At a time when many churches have championed the prosperity gospel with its “promises” of health, wealth, safety, and comfort, imitators of Chalmers are sorely needed. He sought neither personal protection nor glory; his faith did not rest on riches or long life. Instead James Chalmers lived with his eyes focused on heaven so that others might share his knowledge and confidence in the Savior. It cost him his life, but he would have been pleased with the exchange.

Footnotes:

1  This is a communal house for fighting men which could not be used without a human sacrifice. The natives had decided the next visitors to the island would serve for the consecration and feast.

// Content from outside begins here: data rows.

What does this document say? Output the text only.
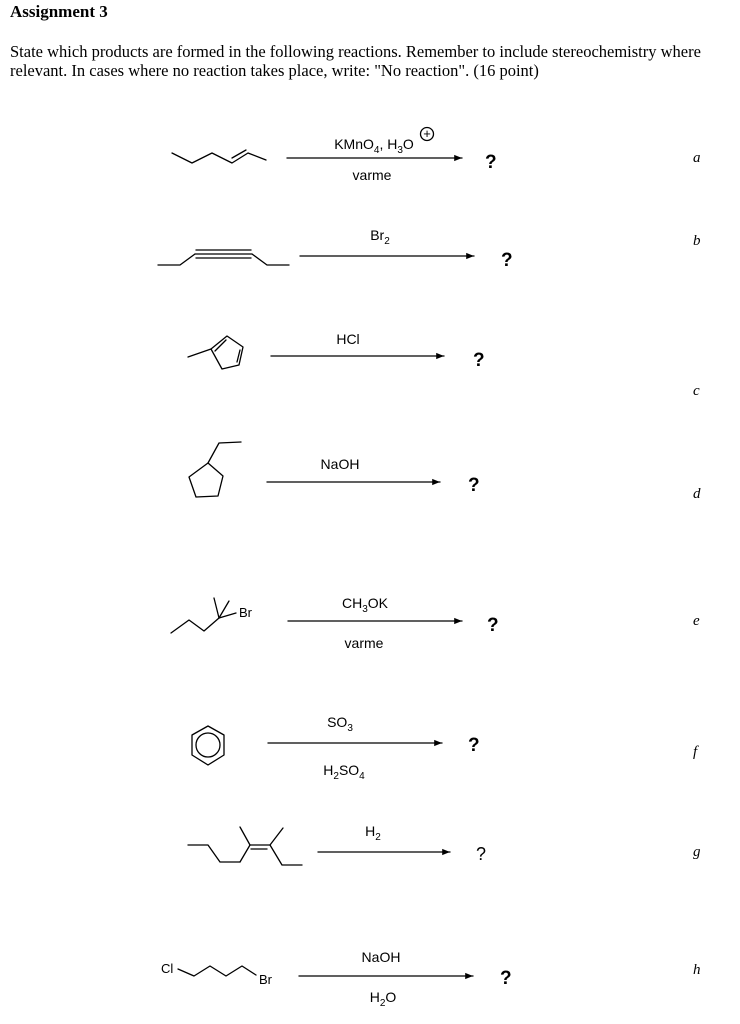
Assignment 3
State which products are formed in the following reactions. Remember to include stereochemistry where relevant. In cases where no reaction takes place, write: "No reaction". (16 point)
+
Br
Cl
Br
KMnO$_4$, $H_3O$
varme
$Br_2$
HCl
NaOH
$CH_3OK$
varme
$SO_3$
$H_2SO_4$
$H_2$
NaOH
$H_2O$
?
?
?
?
?
?
?
?
a
b
c
d
e
f
g
h
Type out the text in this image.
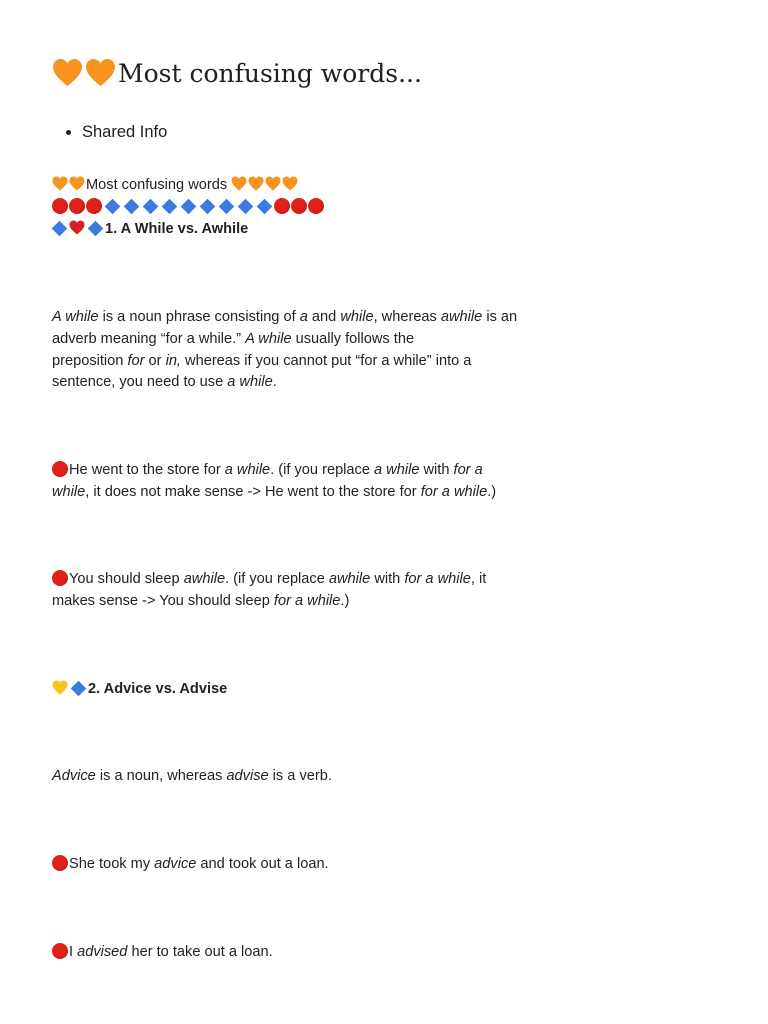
Most confusing words...
• Shared Info
Most confusing words
1. A While vs. Awhile
A while is a noun phrase consisting of a and while, whereas awhile is an
adverb meaning “for a while.” A while usually follows the
preposition for or in, whereas if you cannot put “for a while” into a
sentence, you need to use a while.
He went to the store for a while. (if you replace a while with for a
while, it does not make sense -> He went to the store for for a while.)
You should sleep awhile. (if you replace awhile with for a while, it
makes sense -> You should sleep for a while.)
2. Advice vs. Advise
Advice is a noun, whereas advise is a verb.
She took my advice and took out a loan.
I advised her to take out a loan.
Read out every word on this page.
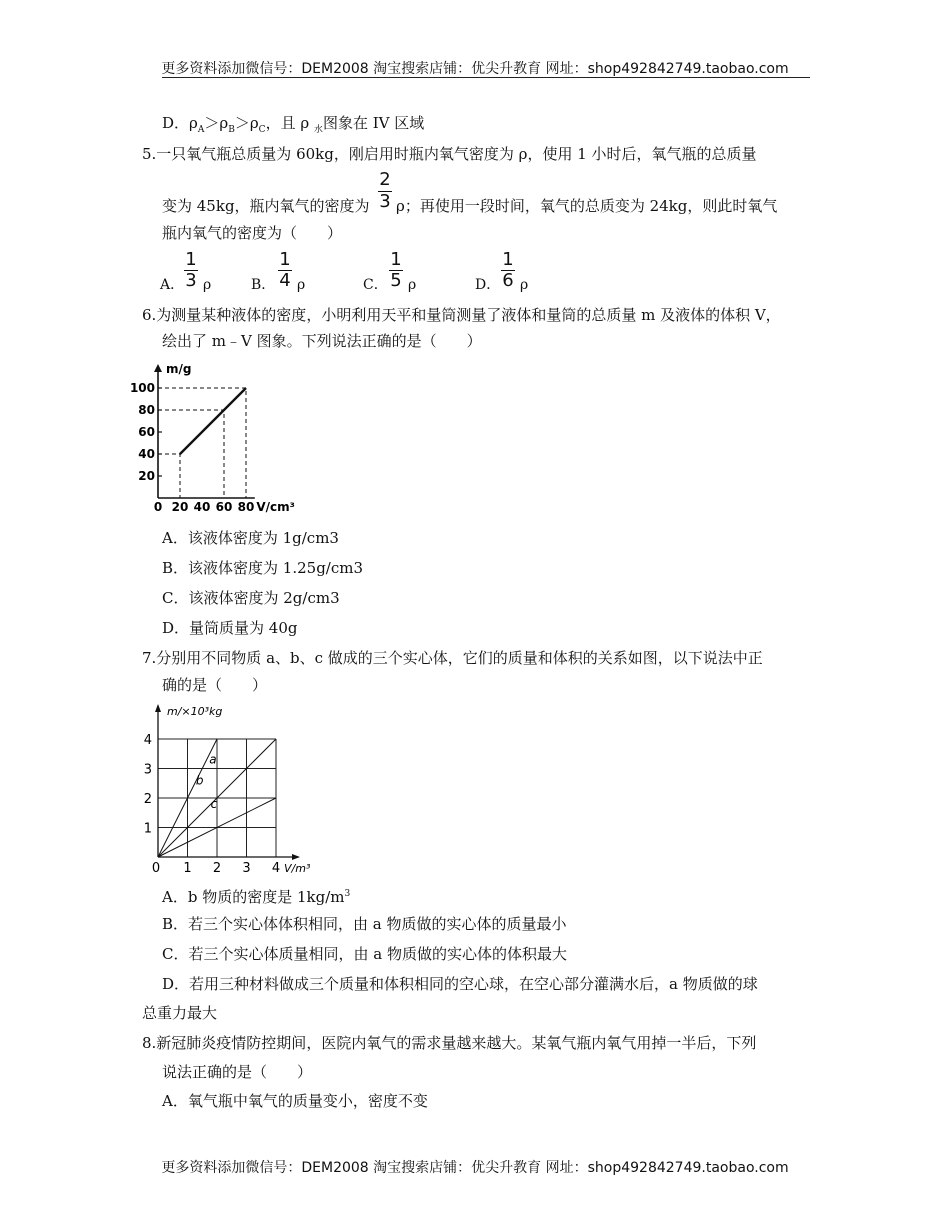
更多资料添加微信号：DEM2008 淘宝搜索店铺：优尖升教育 网址：shop492842749.taobao.com
D．$\rho_A>\rho_B>\rho_C$，且 ρ $_水$图象在 IV 区域
5.一只氧气瓶总质量为 60kg，刚启用时瓶内氧气密度为 ρ，使用 1 小时后，氧气瓶的总质量
变为 45kg，瓶内氧气的密度为
2
3 ρ；再使用一段时间，氧气的总质变为 24kg，则此时氧气
瓶内氧气的密度为（　　）
A．
1
3 ρ	B．
1
4 ρ	C．
1
5 ρ	D．
1
6 ρ
6.为测量某种液体的密度，小明利用天平和量筒测量了液体和量筒的总质量 m 及液体的体积 V，
绘出了 m﹣V 图象。下列说法正确的是（　　）
m/g
20
40
60
80
100
0 20 40 60 80 V/cm³
A．该液体密度为 1g/cm3
B．该液体密度为 1.25g/cm3
C．该液体密度为 2g/cm3
D．量筒质量为 40g
7.分别用不同物质 a、b、c 做成的三个实心体，它们的质量和体积的关系如图，以下说法中正
确的是（　　）
m/×10³kg
1
2
3
4
0 1 2 3 4 V/m³
a
b
c
A．b 物质的密度是 $1kg/m^3$
B．若三个实心体体积相同，由 a 物质做的实心体的质量最小
C．若三个实心体质量相同，由 a 物质做的实心体的体积最大
D．若用三种材料做成三个质量和体积相同的空心球，在空心部分灌满水后，a 物质做的球
总重力最大
8.新冠肺炎疫情防控期间，医院内氧气的需求量越来越大。某氧气瓶内氧气用掉一半后，下列
说法正确的是（　　）
A．氧气瓶中氧气的质量变小，密度不变
更多资料添加微信号：DEM2008 淘宝搜索店铺：优尖升教育 网址：shop492842749.taobao.com
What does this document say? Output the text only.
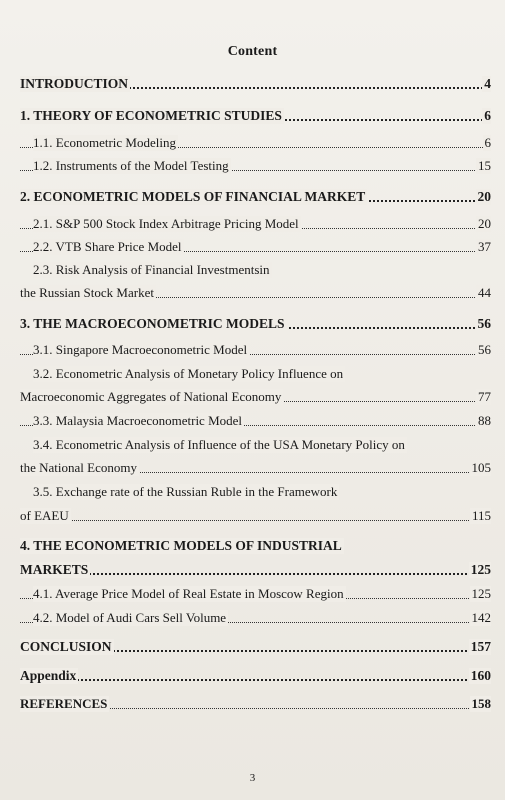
Content
INTRODUCTION	4
1. THEORY OF ECONOMETRIC STUDIES	6
1.1. Econometric Modeling	6
1.2. Instruments of the Model Testing	15
2. ECONOMETRIC MODELS OF FINANCIAL MARKET	20
2.1. S&P 500 Stock Index Arbitrage Pricing Model	20
2.2. VTB Share Price Model	37
2.3. Risk Analysis of Financial Investmentsin
the Russian Stock Market	44
3. THE MACROECONOMETRIC MODELS	56
3.1. Singapore Macroeconometric Model	56
3.2. Econometric Analysis of Monetary Policy Influence on
Macroeconomic Aggregates of National Economy	77
3.3. Malaysia Macroeconometric Model	88
3.4. Econometric Analysis of Influence of the USA Monetary Policy on
the National Economy	105
3.5. Exchange rate of the Russian Ruble in the Framework
of EAEU	115
4. THE ECONOMETRIC MODELS OF INDUSTRIAL
MARKETS	125
4.1. Average Price Model of Real Estate in Moscow Region	125
4.2. Model of Audi Cars Sell Volume	142
CONCLUSION	157
Appendix	160
REFERENCES	158
3
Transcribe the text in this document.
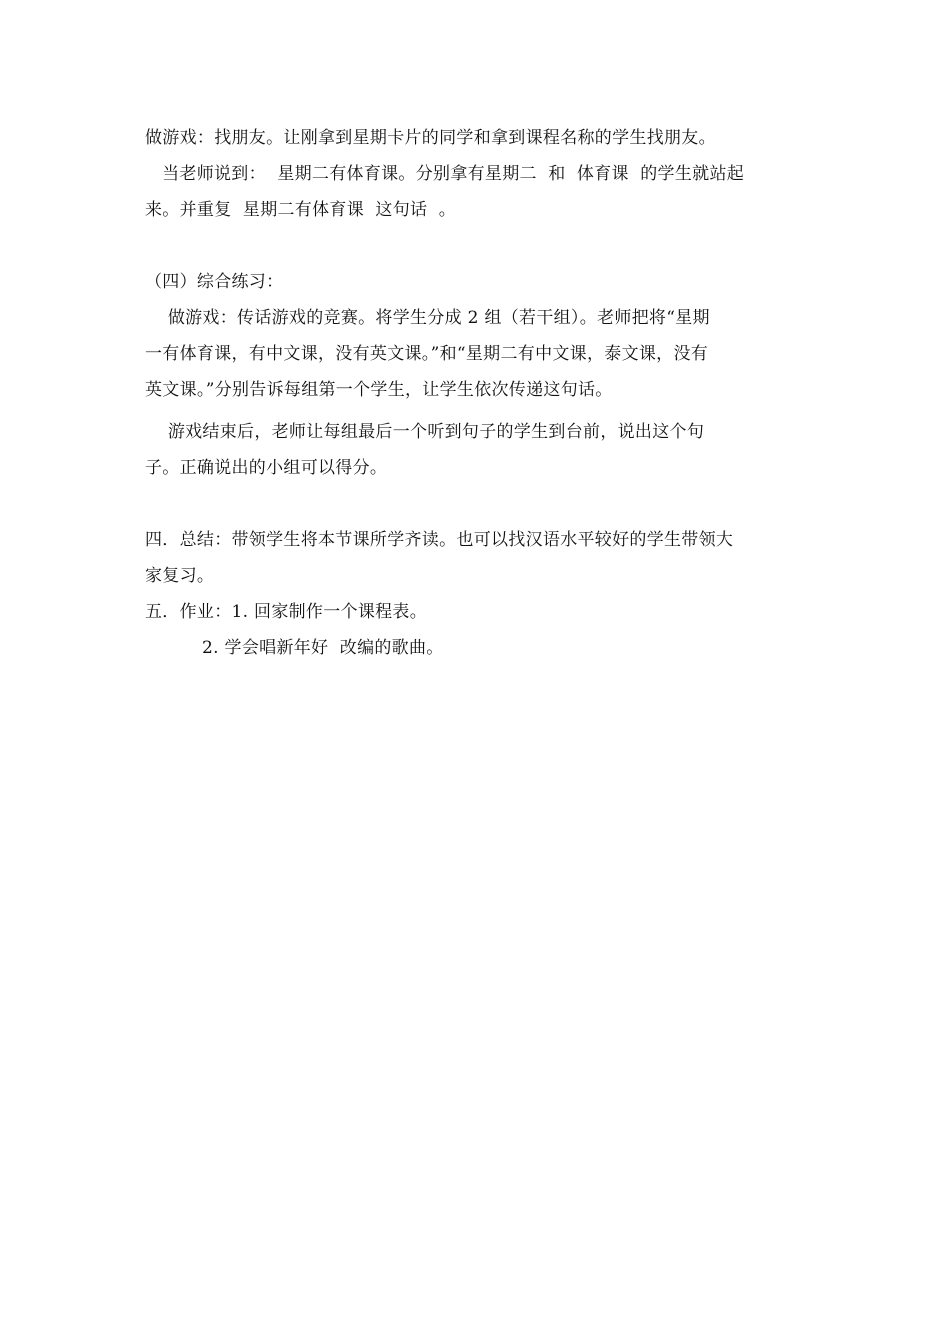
做游戏：找朋友。让刚拿到星期卡片的同学和拿到课程名称的学生找朋友。
当老师说到：  星期二有体育课。分别拿有星期二  和  体育课  的学生就站起
来。并重复  星期二有体育课  这句话  。
（四）综合练习：
做游戏：传话游戏的竞赛。将学生分成 2 组（若干组）。老师把将“星期
一有体育课，有中文课，没有英文课。”和“星期二有中文课，泰文课，没有
英文课。”分别告诉每组第一个学生，让学生依次传递这句话。
游戏结束后，老师让每组最后一个听到句子的学生到台前，说出这个句
子。正确说出的小组可以得分。
四．总结：带领学生将本节课所学齐读。也可以找汉语水平较好的学生带领大
家复习。
五．作业：1. 回家制作一个课程表。
2. 学会唱新年好  改编的歌曲。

2 This article is based on John Pollock, “Cannibal Easter” in A Fistful of Heroes (Ross-shire: Christian Focus, 1998), 174-180, and Eugene Myers Harrison, “The Greatheart of New Guinea,” in Giants of the Missionary Trail (Wholesome Words Website, 2005) http://www.wholesomewords.org/missions/giants/biochalmers.html (accessed March 9, 2005).

3 Patrick Johnstone and Jason Mandryk, Operation World: 21st Century Edition (Cumbria: Paternoster Publishing, 2001), 58.